Creo que una buena manera de conocer a las personas es sabiendo lo que son capaces de negociar, pero también creo que si realmente quieres conocerlas en profundidad,  tienes que conocer lo que jamás negociarían.

“No negociable” son las palalabras que más están influyendo en mi vida, las que han provocado un mayor cambio en mi interior y en mi exterior.

¿Qué estás dispuesto a no negociar?

Desde hace mucho tiempo sé que una de las llaves de mi felicidad, de mi autoestima y de mi desarrollo personal, es hacer ejercicio y yoga todos los días. Desde hace varios años intentaba (“intentar” y “decidir”, recuerda esta diferencia) estar en forma haciendo algún tipo de ejercicio, pero al final siempre acababa dejándolo poniéndome excusas súper elavoradas.

Hace cuatro meses decidí hacer yoga y ejercicios todos los días de mi vida, todos, y además me dije a mí mismo que era no negociable. No negociable significa que si por la mañana no lo he hecho, y por la tarde he ido a tomar un par de vinos y a cenar, al volver, así sean las dos de la mañana y esté muerto de sueño y cansancio, haré yoga y ejercicios. Significa que si estoy en una habitación de hostal con 6 personas y no hay otro sitio, me pondré a hacerlo en mitad de la habitación. ¿Sabes por qué? Porque es no negociable.

El otro día puse en No sólo ideas aquella frase que leí de “El éxito es tener la determinación, el coraje y la voluntad, de convertirte en la persona que crees que deberías ser”, y desde que la leí la tengo también grabada en mi mente para venir en mi rescate cada vez que intento darme otra excusa más para negociar.

Siempre he querido tener flexibilidad en mi cuerpo, caminar y sentarme en posición erguida, poder hacer la flor de loto, no sentir dolores y, además, tener un cuerpo  con el que me sienta cómodo y me pueda sentir orgulloso.

Voy a contarte algo sobre nuestro cerebro

Ayer vi con claridad cómo funciona nuestro cerebro (o el mío, al menos) y entendí por fin por qué pocas veces conseguimos nuestras añoradas metas.

También ayer fue el primer día desde hace más de ciento veinte días que negocié conmigo mismo.

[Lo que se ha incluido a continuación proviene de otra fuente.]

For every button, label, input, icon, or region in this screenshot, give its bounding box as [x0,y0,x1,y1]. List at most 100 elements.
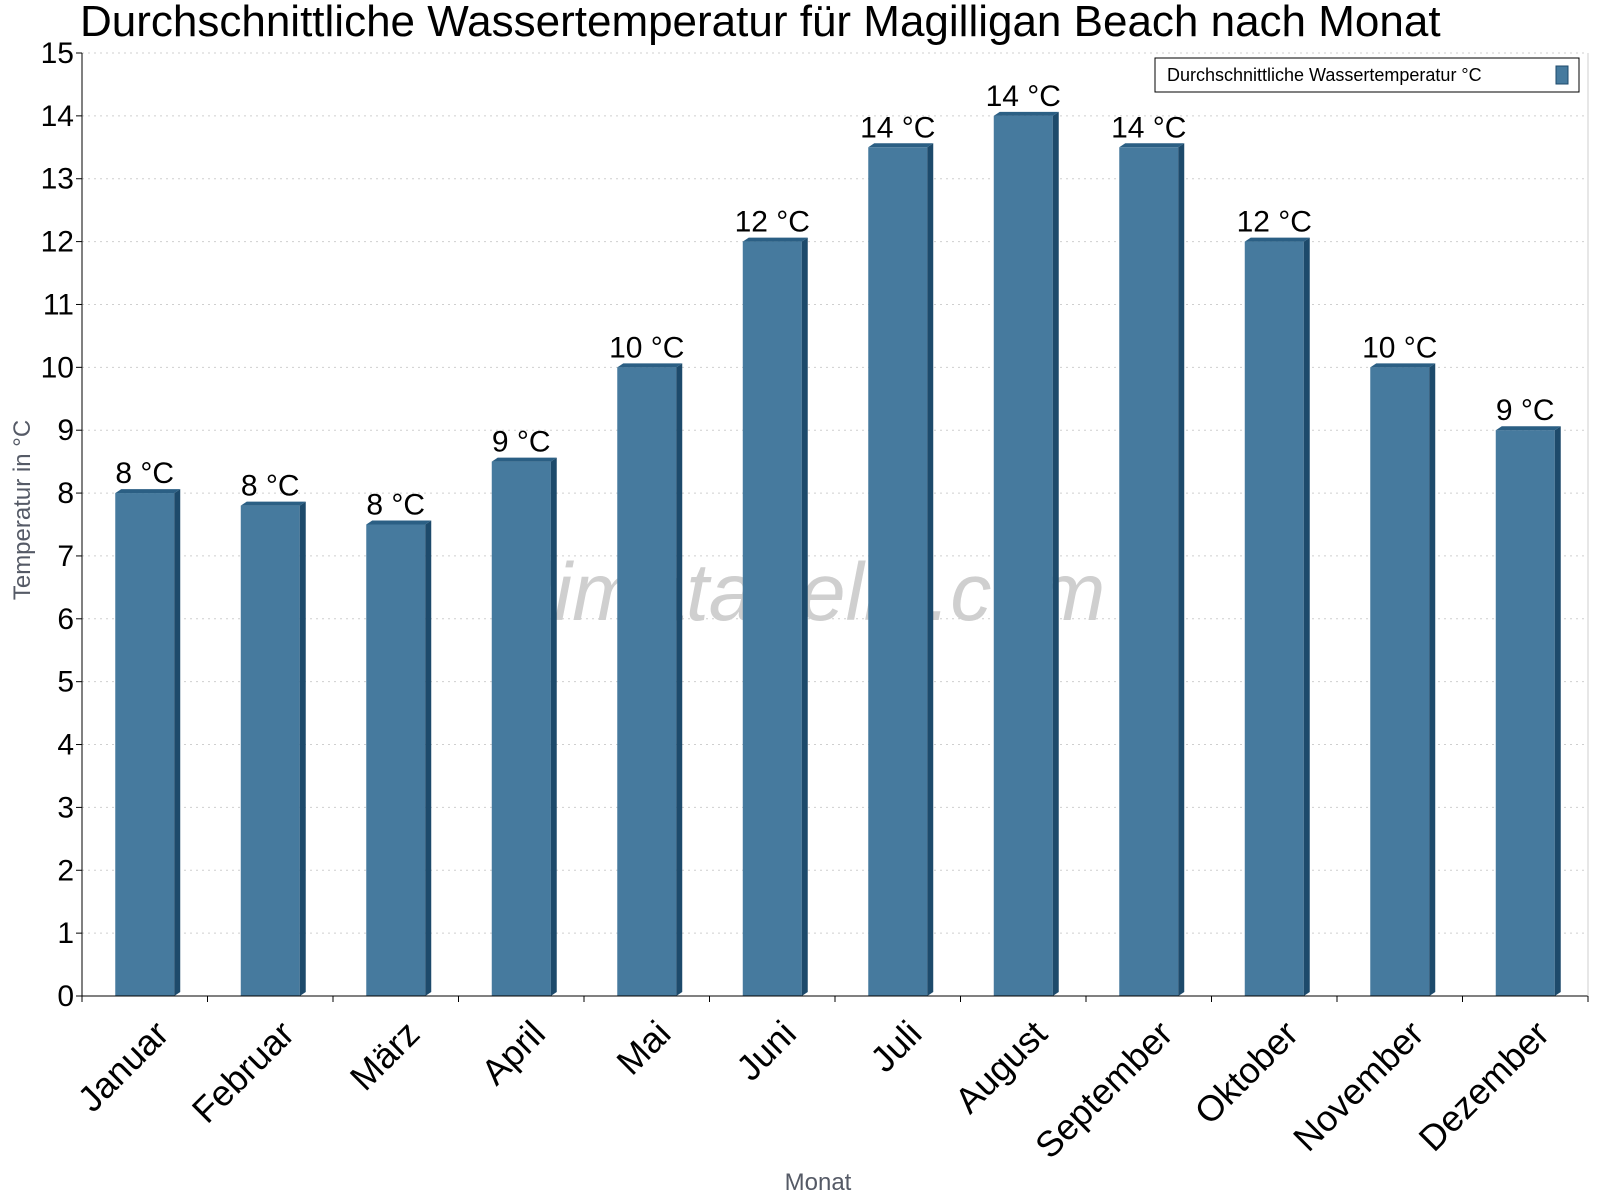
data-label: 14 °C [1111,111,1186,144]
bar-dezember [1495,426,1561,996]
x-tick-label: Januar [70,1013,177,1120]
data-label: 8 °C [115,457,174,490]
bar-face [1244,241,1304,997]
data-label: 10 °C [1362,331,1437,364]
bar-face [617,367,677,996]
x-tick-label: Oktober [1186,1013,1306,1133]
y-tick-label: 11 [43,288,74,321]
data-label: 8 °C [366,489,425,522]
bar-face [868,147,928,997]
bar-face [491,461,551,997]
bar-top [1119,143,1185,148]
bar-märz [366,520,432,996]
bar-top [491,457,557,462]
y-tick-label: 10 [41,351,74,384]
bar-face [115,493,175,996]
bar-mai [617,363,683,996]
data-label: 14 °C [986,80,1061,113]
bar-top [1495,426,1561,431]
y-tick-label: 12 [41,226,74,259]
bar-face [742,241,802,997]
x-tick-label: September [1027,1013,1181,1167]
bar-top [366,520,432,525]
x-tick-label: August [947,1013,1055,1121]
data-label: 12 °C [735,206,810,239]
bar-side [174,489,181,996]
bar-side [927,143,934,997]
bar-april [491,457,557,997]
bar-side [425,520,432,996]
y-tick-label: 1 [57,917,74,950]
y-tick-label: 0 [57,980,74,1013]
bar-side [299,501,306,996]
legend-label: Durchschnittliche Wassertemperatur °C [1167,65,1482,85]
axes [76,52,1589,1002]
x-axis-label: Monat [785,1169,852,1196]
bar-top [742,237,808,242]
bar-side [1429,363,1436,996]
y-tick-label: 7 [57,540,74,573]
legend-swatch [1555,65,1569,85]
y-tick-label: 6 [57,603,74,636]
bar-september [1119,143,1185,997]
y-tick-label: 9 [57,414,74,447]
bar-juli [868,143,934,997]
bar-side [1303,237,1310,997]
chart-title: Durchschnittliche Wassertemperatur für M… [80,0,1441,46]
data-label: 9 °C [492,426,551,459]
bar-top [993,111,1059,116]
bar-august [993,111,1059,996]
bar-top [240,501,306,506]
y-axis-label: Temperatur in °C [9,420,36,600]
grid-lines [82,52,1588,934]
bar-top [1244,237,1310,242]
x-tick-label: Februar [184,1013,302,1131]
bar-februar [240,501,306,996]
x-tick-label: Mai [608,1013,678,1083]
bar-side [550,457,557,997]
x-tick-label: November [1285,1013,1431,1159]
data-label: 10 °C [609,331,684,364]
bar-face [1495,430,1555,996]
bar-side [801,237,808,997]
bar-face [1370,367,1430,996]
bar-januar [115,489,181,996]
legend-box [1154,57,1580,93]
bar-november [1370,363,1436,996]
data-labels: 8 °C 8 °C 8 °C 9 °C 10 °C 12 °C 14 °C 14 °C 14 °… [115,80,1554,522]
data-label: 14 °C [860,111,935,144]
data-label: 9 °C [1496,394,1555,427]
y-tick-label: 8 [57,477,74,510]
x-tick-label: Juni [728,1013,804,1089]
bar-face [240,505,300,996]
bar-side [1052,111,1059,996]
bar-side [1178,143,1185,997]
x-tick-label: Juli [862,1013,929,1080]
bar-top [617,363,683,368]
y-tick-label: 15 [41,37,74,70]
y-tick-label: 4 [57,729,74,762]
x-tick-labels: Januar Februar März April Mai Juni Juli AugustS… [70,1013,1557,1167]
y-tick-label: 3 [57,791,74,824]
x-tick-label: Dezember [1410,1013,1556,1159]
bar-top [1370,363,1436,368]
y-tick-label: 14 [41,100,74,133]
x-tick-label: März [342,1013,428,1099]
data-label: 8 °C [241,470,300,503]
bar-top [868,143,934,148]
bar-top [115,489,181,494]
bar-side [676,363,683,996]
bar-juni [742,237,808,997]
bar-side [1554,426,1561,996]
bar-face [993,115,1053,996]
y-tick-label: 5 [57,666,74,699]
bar-oktober [1244,237,1310,997]
bar-face [1119,147,1179,997]
x-tick-label: April [473,1013,553,1093]
y-tick-label: 2 [57,854,74,887]
y-tick-label: 13 [41,163,74,196]
bars [115,111,1561,997]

El problema del ser humano es que muchas veces hasta lo no negociable se convierte en negociable. Al despertar, salí a caminar durante incontables horas por la inmensa ciudad de Manhattan, y cuando no podía caminar más, cené dos veces y mucho. Probé las deliciosas pizzas de Ray’s pizza (La mejor pizza de Nueva York según mi hermano) y unos Dumplings en el Barrio Chino. Iba a explotar.

Después seguí caminando y caminando hasta que atravesé un eterno puente de Brookling para ver las luces de la ciudad en la noche. Al llegar a casa sentí que no podía con mi alma, me tumbé en la cama y me dije que tenía que hacer mis ejercicios, ya que era no negociable.

Ahí es cuando mi mente empezó su jugada maestra.

Mi cerebro dijo alto y claro:  “Antonio, has caminado quizás veinte kilómetros, no creo que ni siquiera sea bueno hacer ejercicio ahora estando tan cansado, y no creo tampoco que un día de descanso te vaya a a hacer fracasar. Te lo mereces, te merece ese descanso.”
Entonces yo le dije a mi cerebro:¡No! Es no negociable, cerebro, no me cuentes tu vida, tengo que hacer ejercicio todos los días, es importante para mí.”
Y mi cerebro contraatacó;Sí pero Antonio, mira, piensa con sensatez. (……)”

Y mi cerebro siguió hablando y hablando. Tanto habló, que ayer fue el primer día en que no cumplí la promesa que me hice a mí mismo y, lo que era no negociable, finalmente se convirtió en negociable… yo perdí, y yo me fallé a mí mismo.

¿Tú qué estás dispuesto a no negociar? ¿Cuál es la persona que crees que deberías ser?